Symptoms of Constipation

Conditions that indicate the possibility of constipation should be analyzed over the course of a year. Note if you need to force your bowel movements. Hard feces and feces that consist of solid masses should also be considered symptoms of constipation. Other symptoms to look for include feeling as if you still have to make a bowl movement after having one, feeling as if something is blocking you from having a bowel movement and evacuating less than three times a week. If you experience two of these symptoms for three months or more, make an appointment with your doctor to determine if constipation or something more serious is causing these symptoms. Aging and Constipation

Prevention and Treatment of Constipation

To help prevent and treat constipation, you need to remain active and maintain a high-fiber diet. Before changing your diet, ask your doctor if a high-fiber diet is right for you. If you plan on exercising more, get your doctor’s approval on that as well. Get the fiber you need from a variety of fruits, vegetables and whole grain foods, and make sure you consume a minimum of 36 ounces of water every day as drinking any less can intensify your condition. Eat peas and beans and nuts and seeds for fiber. Start your day by eating oatmeal.

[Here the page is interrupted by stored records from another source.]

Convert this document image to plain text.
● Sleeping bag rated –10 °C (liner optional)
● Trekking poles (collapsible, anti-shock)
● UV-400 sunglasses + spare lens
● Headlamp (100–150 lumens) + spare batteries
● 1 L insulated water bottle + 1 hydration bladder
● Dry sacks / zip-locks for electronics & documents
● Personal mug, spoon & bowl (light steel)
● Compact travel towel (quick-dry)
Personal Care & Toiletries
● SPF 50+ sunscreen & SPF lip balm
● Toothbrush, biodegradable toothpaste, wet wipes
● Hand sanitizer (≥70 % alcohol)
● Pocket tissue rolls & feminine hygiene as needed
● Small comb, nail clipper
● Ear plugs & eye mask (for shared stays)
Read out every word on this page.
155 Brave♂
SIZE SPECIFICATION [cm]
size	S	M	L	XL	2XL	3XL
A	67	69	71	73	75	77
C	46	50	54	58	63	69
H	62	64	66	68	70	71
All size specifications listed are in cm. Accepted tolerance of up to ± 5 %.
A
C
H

Keep your body moving by making a conscious effort to walk more often. Resort to taking a laxative recommended by your doctor if these lifestyle changes fail to work, or if you notice anything different about your bowel movements. Also consult with your doctor if you find blood in your feces, if you experience great abdominal pain, or if you have unexplained weight loss. Aging and Constipation


National Digestive Diseases Information Clearinghouse: Constipation

The information contained in this article is for educational purposes only and should not be used for diagnosis or to guide treatment without the opinion of a health professional. Any reader who is concerned about his or her health should contact a doctor for advice.